Sunday 1 September 2013

Pedagogical Usability

Learning is a largely un-observable and uncontrollable process that happens all the time. Attributes attached to learning such as ‘effectiveness’ or ‘informality’ are both difficult to understand and measure. The term education, on the other hand, is easier to analyse because it is more often bound to observable artifacts such as books or computer programs that are related to a curriculum. Some researchers term education that is tied to a set curriculum as ‘formal,’ and education that is more conversation based in nature as ‘informal’ (Livingstone, 2000). Although we will go no further with this topic, one may ask what portion of measurement error of the pedagogical aspects of usability is related to the difference between the formal and informal aspects of education.


Education can be provided in groups or according to individual needs as teacher directed, cooperative, or
individual practice. When computers and digital learning material are used in a learning situation, it is expected that this is done to introduce identifiable added value to the learning in comparison to, for example, printed material, and material produced by the teacher or the students themselves. The expectation of “added value,” not merely “reaching the same level,” is demonstrated by the fact that each group of students is under the charge of an educational expert who has primary responsibility for the provision of education that agrees with the general goals, and further supported by computers and software that require not only capital investment but also continuous maintenance. In the case of distance education, the equation is different and so it may be that reaching the same level as in contact teaching is considered acceptable. In this context, the level of educational quality desired is at least that of the average performance in a good quality contact teaching context – it is unlikely that one would want to match digital material with poor learning materials and teaching practices! 

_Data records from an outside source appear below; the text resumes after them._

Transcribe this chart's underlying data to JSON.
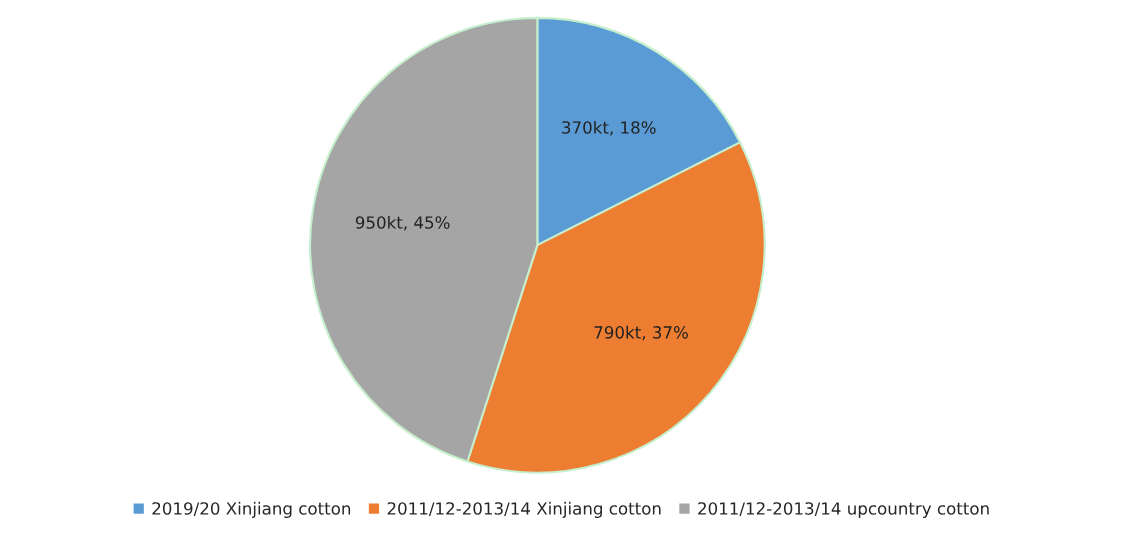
{
  "chart_data": {
    "type": "pie",
    "categories": [
      "2019/20 Xinjiang cotton",
      "2011/12-2013/14 Xinjiang cotton",
      "2011/12-2013/14 upcountry cotton"
    ],
    "values": [
      370,
      790,
      950
    ],
    "colors": [
      "#5b9bd5",
      "#ed7d31",
      "#a5a5a5"
    ],
    "value_labels": [
      "370kt, 18%",
      "790kt, 37%",
      "950kt, 45%"
    ],
    "legend": "bottom"
  }
}
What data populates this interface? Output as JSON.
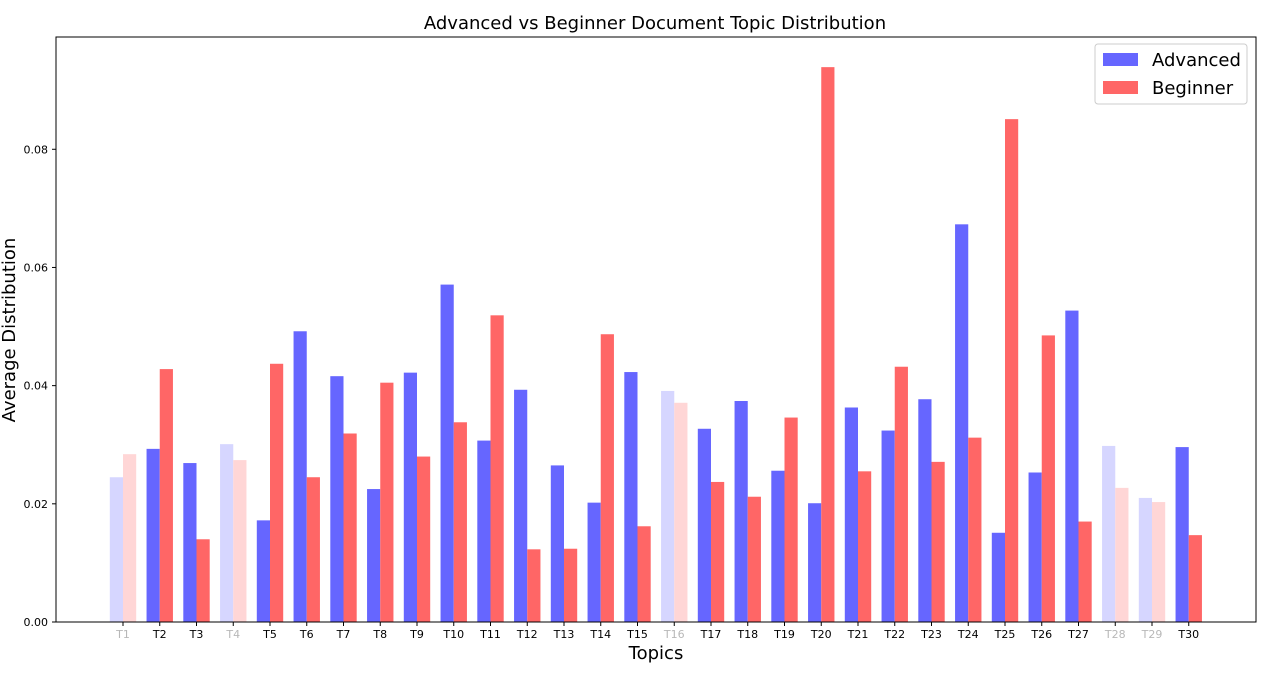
{
  "colors": {
    "advanced": "#6666ff",
    "beginner": "#ff6666",
    "advanced_faded": "#d6d6ff",
    "beginner_faded": "#ffd6d6",
    "faded_tick_label": "#b8b8b8",
    "axis": "#000000",
    "background": "#ffffff"
  },
  "chart_data": {
    "type": "bar",
    "title": "Advanced vs Beginner Document Topic Distribution",
    "xlabel": "Topics",
    "ylabel": "Average Distribution",
    "ylim": [
      0,
      0.099
    ],
    "yticks": [
      "0.00",
      "0.02",
      "0.04",
      "0.06",
      "0.08"
    ],
    "ytick_values": [
      0,
      0.02,
      0.04,
      0.06,
      0.08
    ],
    "grid": false,
    "legend_position": "top-right",
    "categories": [
      "T1",
      "T2",
      "T3",
      "T4",
      "T5",
      "T6",
      "T7",
      "T8",
      "T9",
      "T10",
      "T11",
      "T12",
      "T13",
      "T14",
      "T15",
      "T16",
      "T17",
      "T18",
      "T19",
      "T20",
      "T21",
      "T22",
      "T23",
      "T24",
      "T25",
      "T26",
      "T27",
      "T28",
      "T29",
      "T30"
    ],
    "faded_categories": [
      "T1",
      "T4",
      "T16",
      "T28",
      "T29"
    ],
    "series": [
      {
        "name": "Advanced",
        "values": [
          0.0245,
          0.0293,
          0.0269,
          0.0301,
          0.0172,
          0.0492,
          0.0416,
          0.0225,
          0.0422,
          0.0571,
          0.0307,
          0.0393,
          0.0265,
          0.0202,
          0.0423,
          0.0391,
          0.0327,
          0.0374,
          0.0256,
          0.0201,
          0.0363,
          0.0324,
          0.0377,
          0.0673,
          0.0151,
          0.0253,
          0.0527,
          0.0298,
          0.021,
          0.0296
        ]
      },
      {
        "name": "Beginner",
        "values": [
          0.0284,
          0.0428,
          0.014,
          0.0274,
          0.0437,
          0.0245,
          0.0319,
          0.0405,
          0.028,
          0.0338,
          0.0519,
          0.0123,
          0.0124,
          0.0487,
          0.0162,
          0.0371,
          0.0237,
          0.0212,
          0.0346,
          0.0939,
          0.0255,
          0.0432,
          0.0271,
          0.0312,
          0.0851,
          0.0485,
          0.017,
          0.0227,
          0.0203,
          0.0147
        ]
      }
    ]
  }
}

Many of the “innovations” that have been executed in computer environments have their equivalents in the
world of traditional education. For example, instead of a “mind map” type of computer application that collects arguments and counter-arguments, cooperative knowledge construction can be achieved with large pieces of paper on the walls of a classroom, on which various points and opinions that have been raised during a week can be recorded. The added value of computers in this case is technical, because it gives the students a chance to work simultaneously on several different things (for example in different subjects) and save each phase of their work on their own work space. In a classroom, the activity is more limited and inflexible because the space on the walls of the classroom is limited. Then again, if the unfinished work and problems were visible at all times, the students could work on them in the background for the whole time that they spend in the classroom. A counter argument to this is the Sartre an thought about comprehensive thinking that follows the learner from school to home. In this case, a computer-based application allows the learners to continue their work at home, in a library or in a coffee shop with the help of a computer network.